Why is it we’ve ascribed certain magical powers to specific foods? For example, I was at the grocery store tonight and the guy in front of me in line was buying a frozen pepperoni pizza, a pack of Marlboro reds, two pints of premium ice cream…and a Diet Coke. Really? You’ve already got the nicotine, nitrates, sodium, cholesterol, sugar and caffeine – would a little more sugar make or break you?
Women (and maybe men too) are taught at an early age various food truisms, such as, “Diet Coke cancels out whatever else you’re eating “Eating celery actually burns calories because of the energy digestion requires.” Or my personal favorite, “broken cookies have no calories.”
Why do we need to convince ourselves of these completely illogical notions in order to justify the dietary choices we make? Why not just eat the cookie, feel no guilt and simply do a few extra crunches or climb an extra hill?

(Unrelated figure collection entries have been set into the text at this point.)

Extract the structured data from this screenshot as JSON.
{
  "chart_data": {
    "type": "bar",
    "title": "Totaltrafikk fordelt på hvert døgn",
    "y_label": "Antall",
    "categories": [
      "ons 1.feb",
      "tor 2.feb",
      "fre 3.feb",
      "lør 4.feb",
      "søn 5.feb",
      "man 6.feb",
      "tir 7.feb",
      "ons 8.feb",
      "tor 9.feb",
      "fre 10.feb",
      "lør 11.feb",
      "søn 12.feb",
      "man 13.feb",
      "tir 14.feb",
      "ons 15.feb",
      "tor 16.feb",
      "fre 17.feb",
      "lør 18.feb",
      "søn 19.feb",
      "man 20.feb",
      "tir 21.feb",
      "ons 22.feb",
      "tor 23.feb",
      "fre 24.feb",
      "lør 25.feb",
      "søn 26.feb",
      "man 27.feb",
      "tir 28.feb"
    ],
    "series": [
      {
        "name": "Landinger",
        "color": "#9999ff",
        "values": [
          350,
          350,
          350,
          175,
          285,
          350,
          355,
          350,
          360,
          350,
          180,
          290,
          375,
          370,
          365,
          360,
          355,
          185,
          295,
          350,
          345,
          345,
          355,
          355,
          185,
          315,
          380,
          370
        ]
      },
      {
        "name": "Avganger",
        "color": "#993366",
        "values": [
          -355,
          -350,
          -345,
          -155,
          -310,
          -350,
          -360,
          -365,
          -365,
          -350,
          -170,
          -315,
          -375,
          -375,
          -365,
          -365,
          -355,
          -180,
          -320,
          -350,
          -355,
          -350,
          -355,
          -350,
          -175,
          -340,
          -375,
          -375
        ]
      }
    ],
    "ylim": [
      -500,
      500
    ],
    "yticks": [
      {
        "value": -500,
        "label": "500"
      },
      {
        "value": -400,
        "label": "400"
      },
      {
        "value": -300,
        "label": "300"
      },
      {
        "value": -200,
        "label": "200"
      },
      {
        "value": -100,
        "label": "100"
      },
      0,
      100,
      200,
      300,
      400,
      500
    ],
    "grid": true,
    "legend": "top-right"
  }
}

Or, even more radically, accept the implications for our health and our waistlines if we make less-than-perfect food choices?
Far more thoughtful writers have considered the incredibly backward relationship many Americans have with food and it’s far beyond my capacity (or that of this blog) to solve the crisis of unhealthy eating patterns ingrained into our culture. However, I will say that it’s time to get past the guilt, past the ignorance and past the insanity. And while you’re at it, pass the celery. It’s bikini season after all.